Auch das weitere Vorgehen genügt nicht mehr den Anforderungen des Beschleunigungsgebots. Der Antrag auf Ersatzpapiere, der offensichtlich trotz der Verweigerung der Betroffenen aufgenommen werden konnte, gelangte erst am 18.09.2007 – 13 Tage nach dem Aufsuchen der Betroffenen – zur Botschaft von Togo.

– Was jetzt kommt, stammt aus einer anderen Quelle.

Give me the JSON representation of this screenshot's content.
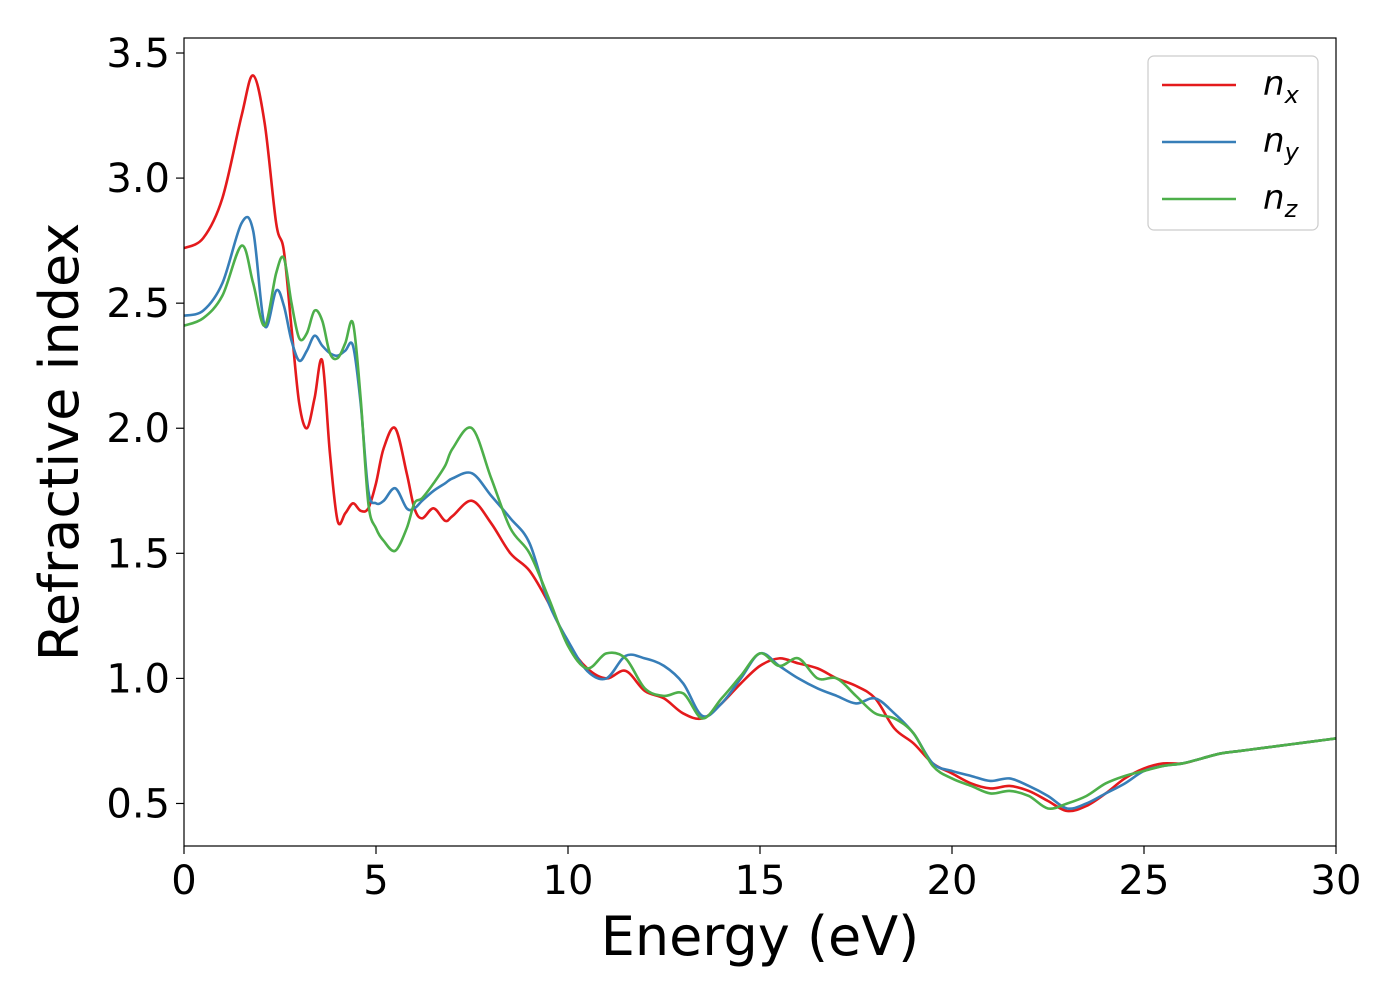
{
  "chart_data": {
    "type": "line",
    "xlabel": "Energy (eV)",
    "ylabel": "Refractive index",
    "xlim": [
      0,
      30
    ],
    "ylim": [
      0.33,
      3.56
    ],
    "xticks": [
      "0",
      "5",
      "10",
      "15",
      "20",
      "25",
      "30"
    ],
    "yticks": [
      "0.5",
      "1.0",
      "1.5",
      "2.0",
      "2.5",
      "3.0",
      "3.5"
    ],
    "grid": false,
    "legend_position": "top-right",
    "x": [
      0.0,
      0.5,
      1.0,
      1.5,
      1.8,
      2.1,
      2.4,
      2.6,
      2.8,
      3.0,
      3.2,
      3.4,
      3.6,
      3.8,
      4.0,
      4.2,
      4.4,
      4.6,
      4.8,
      5.0,
      5.2,
      5.5,
      5.8,
      6.0,
      6.2,
      6.5,
      6.8,
      7.0,
      7.5,
      8.0,
      8.5,
      9.0,
      9.5,
      10.0,
      10.5,
      11.0,
      11.5,
      12.0,
      12.5,
      13.0,
      13.5,
      14.0,
      14.5,
      15.0,
      15.5,
      16.0,
      16.5,
      17.0,
      17.5,
      18.0,
      18.5,
      19.0,
      19.5,
      20.0,
      20.5,
      21.0,
      21.5,
      22.0,
      22.5,
      23.0,
      23.5,
      24.0,
      24.5,
      25.0,
      25.5,
      26.0,
      26.5,
      27.0,
      27.5,
      28.0,
      28.5,
      29.0,
      29.5,
      30.0
    ],
    "series": [
      {
        "name": "n",
        "subscript": "x",
        "color": "#e41a1c",
        "values": [
          2.72,
          2.76,
          2.92,
          3.25,
          3.41,
          3.22,
          2.82,
          2.71,
          2.4,
          2.1,
          2.0,
          2.12,
          2.27,
          1.9,
          1.63,
          1.66,
          1.7,
          1.67,
          1.68,
          1.78,
          1.92,
          2.0,
          1.82,
          1.68,
          1.64,
          1.68,
          1.63,
          1.65,
          1.71,
          1.62,
          1.5,
          1.43,
          1.3,
          1.14,
          1.04,
          1.0,
          1.03,
          0.95,
          0.92,
          0.86,
          0.84,
          0.9,
          0.98,
          1.05,
          1.08,
          1.06,
          1.04,
          1.0,
          0.97,
          0.92,
          0.8,
          0.74,
          0.66,
          0.62,
          0.58,
          0.56,
          0.57,
          0.55,
          0.51,
          0.47,
          0.49,
          0.54,
          0.6,
          0.64,
          0.66,
          0.66,
          0.68,
          0.7,
          0.71,
          0.72,
          0.73,
          0.74,
          0.75,
          0.76
        ]
      },
      {
        "name": "n",
        "subscript": "y",
        "color": "#377eb8",
        "values": [
          2.45,
          2.47,
          2.58,
          2.82,
          2.79,
          2.41,
          2.55,
          2.49,
          2.35,
          2.27,
          2.31,
          2.37,
          2.33,
          2.3,
          2.29,
          2.31,
          2.33,
          2.1,
          1.75,
          1.7,
          1.71,
          1.76,
          1.68,
          1.68,
          1.71,
          1.75,
          1.78,
          1.8,
          1.82,
          1.73,
          1.64,
          1.54,
          1.3,
          1.15,
          1.03,
          1.0,
          1.09,
          1.08,
          1.05,
          0.98,
          0.85,
          0.9,
          1.0,
          1.1,
          1.05,
          1.0,
          0.96,
          0.93,
          0.9,
          0.92,
          0.86,
          0.78,
          0.66,
          0.63,
          0.61,
          0.59,
          0.6,
          0.57,
          0.53,
          0.48,
          0.5,
          0.54,
          0.58,
          0.63,
          0.65,
          0.66,
          0.68,
          0.7,
          0.71,
          0.72,
          0.73,
          0.74,
          0.75,
          0.76
        ]
      },
      {
        "name": "n",
        "subscript": "z",
        "color": "#4daf4a",
        "values": [
          2.41,
          2.44,
          2.53,
          2.73,
          2.58,
          2.41,
          2.62,
          2.68,
          2.5,
          2.36,
          2.38,
          2.47,
          2.43,
          2.3,
          2.28,
          2.34,
          2.42,
          2.12,
          1.7,
          1.6,
          1.55,
          1.51,
          1.6,
          1.7,
          1.72,
          1.78,
          1.85,
          1.92,
          2.0,
          1.8,
          1.6,
          1.5,
          1.32,
          1.13,
          1.04,
          1.1,
          1.08,
          0.96,
          0.93,
          0.94,
          0.84,
          0.92,
          1.01,
          1.1,
          1.05,
          1.08,
          1.0,
          1.0,
          0.93,
          0.86,
          0.84,
          0.78,
          0.65,
          0.6,
          0.57,
          0.54,
          0.55,
          0.53,
          0.48,
          0.5,
          0.53,
          0.58,
          0.61,
          0.63,
          0.65,
          0.66,
          0.68,
          0.7,
          0.71,
          0.72,
          0.73,
          0.74,
          0.75,
          0.76
        ]
      }
    ]
  }
}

Auch dieser Vorgang hätte mit deutlich kürzerem Zeitablauf erledigt werden können.

Es ist hier für die Beurteilung des Beschleunigungsgebots unerheblich, ob die Verzögerung auch auf strukturellen Gegebenheiten beruht, wie beispielsweise der Beteiligung verschiedener, örtlich getrennter Behörden. Unzuträglichkeiten in der behördlichen Zusammenarbeit können nicht zu lasten des inhaftierten Betroffenen gehen (ebenso OLG Düsseldorf v. 16.07.2007, a.a.O.).

Auch spielt es keine Rolle, dass die Betroffene ihre Mitwirkung an der Beschaffung von Ersatzpapieren verweigert hat. Aus den Stellungnahmen der beteiligten Behörden ist nämlich nicht ersichtlich, dass dieser Umstand für die eingetretenen Verzögerungen kausal geworden ist.